The group, overseen by the Soil Association Scotland-led Rural Innovation Support Service (RISS), involves six estates working with SAC Consulting (part of Scotland’s Rural College, SRUC) and Fife-based processor Woodmill Game to explore new markets for game birds.
Glenrinnes Farms, a private sporting estate which offers a variety of shooting activities, produces around 3,000 pheasants, ducks and partridges annually. But these game birds often end up being sold for pennies.
Estate Manager at Glenrinnes Alister Laing said: ‘We’re getting less and less money from the game dealer. In certain situations they’re not even picking them up, which causes a major problem. So that inspired us to see if we could develop a market for these birds, which could benefit us and the whole shooting industry.’
Glenrinnes and the other estates in the RISS group recognised that there is an opportunity to move from considering game birds a sporting by-product to viewing them as a marketable product from Scotland’s natural larder.
Alister continued: ‘The challenge is trying to find the market because people look at pheasants and partridge and don’t see it as a meat they want to eat. A lot of people aren’t sure what to do with a pheasant these days. So we need to process it into a product people recognise. It’s trying to get people to try it and enjoy it!

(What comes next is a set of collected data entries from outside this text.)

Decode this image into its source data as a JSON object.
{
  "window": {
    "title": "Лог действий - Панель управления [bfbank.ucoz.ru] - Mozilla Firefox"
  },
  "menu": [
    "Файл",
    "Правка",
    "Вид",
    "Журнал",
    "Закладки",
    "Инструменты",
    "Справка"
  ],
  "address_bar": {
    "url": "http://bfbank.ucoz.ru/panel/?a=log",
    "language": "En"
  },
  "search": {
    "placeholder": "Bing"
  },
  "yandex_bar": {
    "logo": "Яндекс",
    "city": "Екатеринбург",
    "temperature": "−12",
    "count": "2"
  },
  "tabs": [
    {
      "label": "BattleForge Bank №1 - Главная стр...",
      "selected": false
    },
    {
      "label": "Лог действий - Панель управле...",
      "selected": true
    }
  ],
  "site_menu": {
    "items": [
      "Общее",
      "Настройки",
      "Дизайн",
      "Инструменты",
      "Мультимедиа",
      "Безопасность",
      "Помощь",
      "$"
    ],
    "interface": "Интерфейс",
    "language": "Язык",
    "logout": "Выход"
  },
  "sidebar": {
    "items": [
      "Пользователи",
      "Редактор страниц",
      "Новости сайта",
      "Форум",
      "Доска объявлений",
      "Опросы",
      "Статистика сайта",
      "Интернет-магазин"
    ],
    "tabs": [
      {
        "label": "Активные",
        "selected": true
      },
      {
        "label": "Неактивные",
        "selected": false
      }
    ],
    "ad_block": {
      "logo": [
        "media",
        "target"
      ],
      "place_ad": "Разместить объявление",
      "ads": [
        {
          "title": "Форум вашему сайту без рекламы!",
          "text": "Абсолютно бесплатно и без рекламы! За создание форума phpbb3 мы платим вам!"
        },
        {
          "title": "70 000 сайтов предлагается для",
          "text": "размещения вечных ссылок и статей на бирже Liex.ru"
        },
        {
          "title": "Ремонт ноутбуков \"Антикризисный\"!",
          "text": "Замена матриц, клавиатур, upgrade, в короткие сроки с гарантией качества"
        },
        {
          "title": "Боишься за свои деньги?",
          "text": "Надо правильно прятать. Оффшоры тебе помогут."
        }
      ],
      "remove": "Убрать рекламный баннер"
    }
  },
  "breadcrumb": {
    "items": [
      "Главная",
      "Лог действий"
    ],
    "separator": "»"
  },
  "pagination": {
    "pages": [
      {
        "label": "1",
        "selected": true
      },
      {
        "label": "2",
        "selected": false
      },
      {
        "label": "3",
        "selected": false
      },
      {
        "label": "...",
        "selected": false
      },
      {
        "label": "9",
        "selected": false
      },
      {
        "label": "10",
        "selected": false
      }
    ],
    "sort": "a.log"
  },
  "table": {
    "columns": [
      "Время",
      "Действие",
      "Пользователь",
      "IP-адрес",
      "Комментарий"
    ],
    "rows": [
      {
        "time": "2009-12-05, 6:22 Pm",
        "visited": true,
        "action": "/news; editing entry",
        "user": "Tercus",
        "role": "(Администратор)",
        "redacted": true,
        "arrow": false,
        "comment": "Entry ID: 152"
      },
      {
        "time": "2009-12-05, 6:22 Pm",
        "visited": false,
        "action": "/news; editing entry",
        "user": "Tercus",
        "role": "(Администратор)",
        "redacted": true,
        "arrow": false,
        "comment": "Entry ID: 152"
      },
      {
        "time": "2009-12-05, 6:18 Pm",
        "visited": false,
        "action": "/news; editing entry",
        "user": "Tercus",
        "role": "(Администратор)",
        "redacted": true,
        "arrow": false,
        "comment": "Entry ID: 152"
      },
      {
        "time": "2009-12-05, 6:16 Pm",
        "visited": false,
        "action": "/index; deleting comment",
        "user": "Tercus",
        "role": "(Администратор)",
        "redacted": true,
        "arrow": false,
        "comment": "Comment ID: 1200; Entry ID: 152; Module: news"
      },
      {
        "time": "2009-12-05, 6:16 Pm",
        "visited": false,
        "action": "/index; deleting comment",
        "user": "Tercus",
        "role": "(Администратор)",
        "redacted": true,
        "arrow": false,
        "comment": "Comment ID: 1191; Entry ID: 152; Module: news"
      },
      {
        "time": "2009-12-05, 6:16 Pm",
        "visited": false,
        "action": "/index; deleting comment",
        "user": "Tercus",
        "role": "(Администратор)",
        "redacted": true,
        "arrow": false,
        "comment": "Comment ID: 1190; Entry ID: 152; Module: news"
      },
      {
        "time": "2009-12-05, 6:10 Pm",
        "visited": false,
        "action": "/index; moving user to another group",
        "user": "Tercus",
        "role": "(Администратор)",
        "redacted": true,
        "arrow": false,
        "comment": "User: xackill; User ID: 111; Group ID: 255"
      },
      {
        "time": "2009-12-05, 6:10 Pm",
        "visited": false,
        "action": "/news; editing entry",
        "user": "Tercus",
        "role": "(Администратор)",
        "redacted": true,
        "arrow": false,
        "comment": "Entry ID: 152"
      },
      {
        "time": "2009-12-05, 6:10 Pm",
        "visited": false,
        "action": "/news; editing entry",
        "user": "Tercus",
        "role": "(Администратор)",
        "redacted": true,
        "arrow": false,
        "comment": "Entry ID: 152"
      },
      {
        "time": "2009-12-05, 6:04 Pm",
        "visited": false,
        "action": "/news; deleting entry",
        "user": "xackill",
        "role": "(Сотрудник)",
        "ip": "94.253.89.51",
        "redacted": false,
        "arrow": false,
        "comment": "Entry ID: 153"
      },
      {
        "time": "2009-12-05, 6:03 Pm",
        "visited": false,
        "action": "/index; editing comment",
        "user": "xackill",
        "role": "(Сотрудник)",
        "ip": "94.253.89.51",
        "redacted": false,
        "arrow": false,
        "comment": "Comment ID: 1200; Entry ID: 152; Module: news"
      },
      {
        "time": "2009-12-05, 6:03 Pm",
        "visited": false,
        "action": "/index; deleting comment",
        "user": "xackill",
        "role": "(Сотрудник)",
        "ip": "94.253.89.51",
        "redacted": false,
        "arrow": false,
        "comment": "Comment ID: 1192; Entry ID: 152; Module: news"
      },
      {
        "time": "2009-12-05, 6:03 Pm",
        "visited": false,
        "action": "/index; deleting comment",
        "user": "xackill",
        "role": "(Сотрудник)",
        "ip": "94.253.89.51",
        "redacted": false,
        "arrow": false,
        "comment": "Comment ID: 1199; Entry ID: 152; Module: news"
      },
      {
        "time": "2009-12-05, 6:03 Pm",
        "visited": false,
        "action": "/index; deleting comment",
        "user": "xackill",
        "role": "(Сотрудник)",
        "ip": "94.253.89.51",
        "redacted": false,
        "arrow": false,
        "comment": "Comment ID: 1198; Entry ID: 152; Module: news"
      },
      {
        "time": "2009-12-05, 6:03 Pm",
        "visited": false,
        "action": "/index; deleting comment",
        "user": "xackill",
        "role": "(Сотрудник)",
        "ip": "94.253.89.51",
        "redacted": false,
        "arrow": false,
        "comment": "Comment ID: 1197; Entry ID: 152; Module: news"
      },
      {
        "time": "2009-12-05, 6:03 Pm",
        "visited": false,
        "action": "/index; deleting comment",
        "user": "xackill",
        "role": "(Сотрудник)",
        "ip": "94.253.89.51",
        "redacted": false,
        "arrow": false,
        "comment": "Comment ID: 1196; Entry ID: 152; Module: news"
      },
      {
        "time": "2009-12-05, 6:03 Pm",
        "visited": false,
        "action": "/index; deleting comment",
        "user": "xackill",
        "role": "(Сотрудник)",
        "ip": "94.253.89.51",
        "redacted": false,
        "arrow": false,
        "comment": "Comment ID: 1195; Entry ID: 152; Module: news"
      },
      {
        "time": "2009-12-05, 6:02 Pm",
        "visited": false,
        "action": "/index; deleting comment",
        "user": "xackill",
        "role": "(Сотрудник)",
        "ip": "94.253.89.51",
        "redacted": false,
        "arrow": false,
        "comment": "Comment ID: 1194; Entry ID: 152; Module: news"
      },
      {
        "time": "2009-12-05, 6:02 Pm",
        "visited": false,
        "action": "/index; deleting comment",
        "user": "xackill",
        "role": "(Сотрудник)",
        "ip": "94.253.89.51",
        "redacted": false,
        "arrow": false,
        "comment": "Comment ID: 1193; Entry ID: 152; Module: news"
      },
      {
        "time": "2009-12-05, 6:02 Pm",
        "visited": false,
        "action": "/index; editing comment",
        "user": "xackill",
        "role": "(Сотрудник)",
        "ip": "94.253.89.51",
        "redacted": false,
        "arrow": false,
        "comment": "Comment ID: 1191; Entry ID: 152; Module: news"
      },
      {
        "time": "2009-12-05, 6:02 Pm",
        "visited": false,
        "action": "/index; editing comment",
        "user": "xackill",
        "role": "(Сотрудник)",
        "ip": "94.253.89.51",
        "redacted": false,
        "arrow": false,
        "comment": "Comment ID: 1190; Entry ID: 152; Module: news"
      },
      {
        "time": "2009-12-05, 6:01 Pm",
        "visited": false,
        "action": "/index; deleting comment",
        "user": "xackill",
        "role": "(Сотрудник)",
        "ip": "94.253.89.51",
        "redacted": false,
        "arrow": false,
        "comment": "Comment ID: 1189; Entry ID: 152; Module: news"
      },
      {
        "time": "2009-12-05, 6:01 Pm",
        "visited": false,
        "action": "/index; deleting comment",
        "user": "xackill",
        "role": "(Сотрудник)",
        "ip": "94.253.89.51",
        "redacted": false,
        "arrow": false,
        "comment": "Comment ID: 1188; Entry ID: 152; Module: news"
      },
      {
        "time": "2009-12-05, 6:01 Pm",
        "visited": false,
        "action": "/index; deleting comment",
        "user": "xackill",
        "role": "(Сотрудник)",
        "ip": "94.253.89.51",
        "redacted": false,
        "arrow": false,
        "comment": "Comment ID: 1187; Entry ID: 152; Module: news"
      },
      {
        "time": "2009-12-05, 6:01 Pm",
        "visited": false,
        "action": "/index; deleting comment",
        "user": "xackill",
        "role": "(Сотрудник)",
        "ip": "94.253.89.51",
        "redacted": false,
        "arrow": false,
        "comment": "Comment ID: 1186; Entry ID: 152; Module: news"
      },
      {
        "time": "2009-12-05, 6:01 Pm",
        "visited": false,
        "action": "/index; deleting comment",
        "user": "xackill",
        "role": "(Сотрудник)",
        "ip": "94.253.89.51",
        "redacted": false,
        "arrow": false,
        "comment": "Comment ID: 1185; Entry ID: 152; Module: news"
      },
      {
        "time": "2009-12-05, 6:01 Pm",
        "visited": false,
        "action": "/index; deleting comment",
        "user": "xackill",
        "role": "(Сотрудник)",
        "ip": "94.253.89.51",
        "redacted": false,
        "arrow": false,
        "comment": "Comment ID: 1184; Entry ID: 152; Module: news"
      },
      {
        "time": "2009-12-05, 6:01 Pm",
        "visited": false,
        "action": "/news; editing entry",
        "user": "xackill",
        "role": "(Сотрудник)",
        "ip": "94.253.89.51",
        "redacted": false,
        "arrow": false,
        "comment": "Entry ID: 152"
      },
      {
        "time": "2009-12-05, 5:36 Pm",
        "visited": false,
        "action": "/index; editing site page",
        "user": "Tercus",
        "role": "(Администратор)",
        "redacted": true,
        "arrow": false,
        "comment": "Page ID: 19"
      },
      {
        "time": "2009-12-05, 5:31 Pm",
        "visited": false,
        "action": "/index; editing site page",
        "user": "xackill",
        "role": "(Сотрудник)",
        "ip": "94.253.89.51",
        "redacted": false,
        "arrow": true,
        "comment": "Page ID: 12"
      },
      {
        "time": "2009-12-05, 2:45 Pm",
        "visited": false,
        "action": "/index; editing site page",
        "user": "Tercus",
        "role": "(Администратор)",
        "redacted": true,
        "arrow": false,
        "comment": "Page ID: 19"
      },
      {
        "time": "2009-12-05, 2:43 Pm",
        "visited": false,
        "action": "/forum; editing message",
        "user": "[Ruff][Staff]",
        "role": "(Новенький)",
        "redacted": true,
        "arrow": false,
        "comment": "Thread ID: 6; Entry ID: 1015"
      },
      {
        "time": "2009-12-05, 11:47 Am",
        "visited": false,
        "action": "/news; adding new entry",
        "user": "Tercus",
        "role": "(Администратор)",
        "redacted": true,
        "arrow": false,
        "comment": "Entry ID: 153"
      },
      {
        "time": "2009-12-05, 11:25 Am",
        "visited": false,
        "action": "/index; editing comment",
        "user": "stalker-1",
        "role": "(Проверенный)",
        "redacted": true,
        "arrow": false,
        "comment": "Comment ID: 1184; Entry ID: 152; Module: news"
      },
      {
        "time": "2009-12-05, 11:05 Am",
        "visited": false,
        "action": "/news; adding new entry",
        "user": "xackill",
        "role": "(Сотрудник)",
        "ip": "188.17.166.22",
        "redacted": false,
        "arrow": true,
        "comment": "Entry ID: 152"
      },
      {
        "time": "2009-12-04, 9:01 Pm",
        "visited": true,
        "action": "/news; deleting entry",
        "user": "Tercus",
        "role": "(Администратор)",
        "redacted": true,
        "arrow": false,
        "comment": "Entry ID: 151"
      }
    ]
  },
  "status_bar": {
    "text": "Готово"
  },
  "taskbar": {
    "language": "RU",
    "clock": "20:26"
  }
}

‘We wanted to try and brand our own products to give people pies, pheasant breasts, sausages, burgers, or a whole pheasant to try. It would also encourage them to eat a healthy meat, to utilise the birds we shoot, and have more money coming back into the estate.”
The first trial of game birds goes to processing this week.
SAC Consulting food and drink consultant Ceri Ritchie facilitated the group, connecting the estate managers with a processing unit in Fife who turn the game birds into food products.
Ceri said: ‘We were initially approached by Alister Laing of Glenrinnes Farms. He and five other estates in the area offering shooting to tourists wanted to collaborate to develop a market opportunity for processing and selling estate game. The birds are a by-product of a shooting estate, so the estate managers were keen to add value.
‘The RISS approach allowed someone active in the food and drink sector to bring the group together. We have the time to do the research and identify the opportunities to move forward with, which meant that the estates had the additional resource needed to make this project happen.’